To fully exercise the Jersey Valley Option, the Company was required to make the following option payments ("Minimum Cash Payments"):
| Date | Minimum Cash Payment |
|---|---|
| On Acquisition (the “Effective Date”) (Paid) | US$ 9,500 |
| 1st Anniversary of the Effective Date | US$ 7,500 |
| 2nd Anniversary of the Effective Date | US$10,000 |
| 3rd Anniversary of the Effective Date | US$15,000 |
| 4th Anniversary of the Effective Date (and each year thereafter until commencement of commercial production) | US$25,000 |
| Total | US$67,000 |
There were no work commitments associated with the Jersey Valley Option.

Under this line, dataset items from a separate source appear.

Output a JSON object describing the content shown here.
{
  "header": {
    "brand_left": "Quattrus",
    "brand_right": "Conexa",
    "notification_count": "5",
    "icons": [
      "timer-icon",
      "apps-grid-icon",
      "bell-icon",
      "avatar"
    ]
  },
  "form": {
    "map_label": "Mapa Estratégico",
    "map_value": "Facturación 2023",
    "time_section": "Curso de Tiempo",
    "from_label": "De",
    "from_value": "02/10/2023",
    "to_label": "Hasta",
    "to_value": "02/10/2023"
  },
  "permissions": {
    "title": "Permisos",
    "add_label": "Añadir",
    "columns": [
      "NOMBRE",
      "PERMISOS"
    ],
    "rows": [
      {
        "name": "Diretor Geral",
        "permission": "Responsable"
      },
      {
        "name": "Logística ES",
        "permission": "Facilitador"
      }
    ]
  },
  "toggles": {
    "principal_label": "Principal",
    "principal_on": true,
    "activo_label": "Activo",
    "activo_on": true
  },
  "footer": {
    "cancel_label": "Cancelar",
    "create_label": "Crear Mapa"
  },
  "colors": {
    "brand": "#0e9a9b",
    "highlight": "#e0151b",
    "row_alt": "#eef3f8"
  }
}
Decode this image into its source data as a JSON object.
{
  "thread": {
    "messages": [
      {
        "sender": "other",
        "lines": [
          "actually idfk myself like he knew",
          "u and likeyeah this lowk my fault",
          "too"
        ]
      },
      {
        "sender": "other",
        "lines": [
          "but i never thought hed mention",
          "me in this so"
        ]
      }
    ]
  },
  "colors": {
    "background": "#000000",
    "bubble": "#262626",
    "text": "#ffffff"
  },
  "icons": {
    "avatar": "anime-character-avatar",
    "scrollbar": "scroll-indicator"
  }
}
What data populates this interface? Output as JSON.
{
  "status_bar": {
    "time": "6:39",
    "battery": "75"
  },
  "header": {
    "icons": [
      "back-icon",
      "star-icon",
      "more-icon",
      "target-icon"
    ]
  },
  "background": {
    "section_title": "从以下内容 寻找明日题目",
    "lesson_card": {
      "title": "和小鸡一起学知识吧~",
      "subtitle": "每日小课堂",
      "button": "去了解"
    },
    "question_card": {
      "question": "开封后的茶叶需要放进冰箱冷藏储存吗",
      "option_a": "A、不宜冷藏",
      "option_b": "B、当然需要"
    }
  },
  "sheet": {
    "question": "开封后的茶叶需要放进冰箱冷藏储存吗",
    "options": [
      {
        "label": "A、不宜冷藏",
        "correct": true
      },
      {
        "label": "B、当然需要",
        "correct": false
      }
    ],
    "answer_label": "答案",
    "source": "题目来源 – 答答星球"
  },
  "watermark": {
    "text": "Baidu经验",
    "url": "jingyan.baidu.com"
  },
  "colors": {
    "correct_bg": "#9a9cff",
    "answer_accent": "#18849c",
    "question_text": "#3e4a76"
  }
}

The balance of the Minimum Cash Payments was at the Company's election, should it wish to maintain the Jersey Valley Option after the first year.
The Jersey Valley Option could have been exercised at any time by making a cash payment of US$300,000 (in addition to any Minimum Cash Payments already made). Upon exercise of the Jersey Valley Option, the vendor would retain a 2.0% NSR on the Jersey Valley Property, subject to the Company's right to purchase 50% of the NSR for US$2,000,000 within 30 days of commencement of commercial production. Minimum Cash Payments made after the exercise of the Jersey Valley Option would be credited against the NSR payments.
During the year ended February 28, 2025, the Company acquired an additional contiguous 133 unpatented lode claims through staking, increasing the size of the Jersey Valley Property to 143 unpatented lode claims. The Company paid $87,841 in staking costs for the new claims. During the same period ended February 28, 2025, the Company spent $23,675 in deferred exploration costs associated with the Jersey Valley Property. The newly staked claims were located within the AOI, as defined in the Jersey Valley Option, and therefore were subject to the same option and royalty conditions as the claims originally acquired from the vendor.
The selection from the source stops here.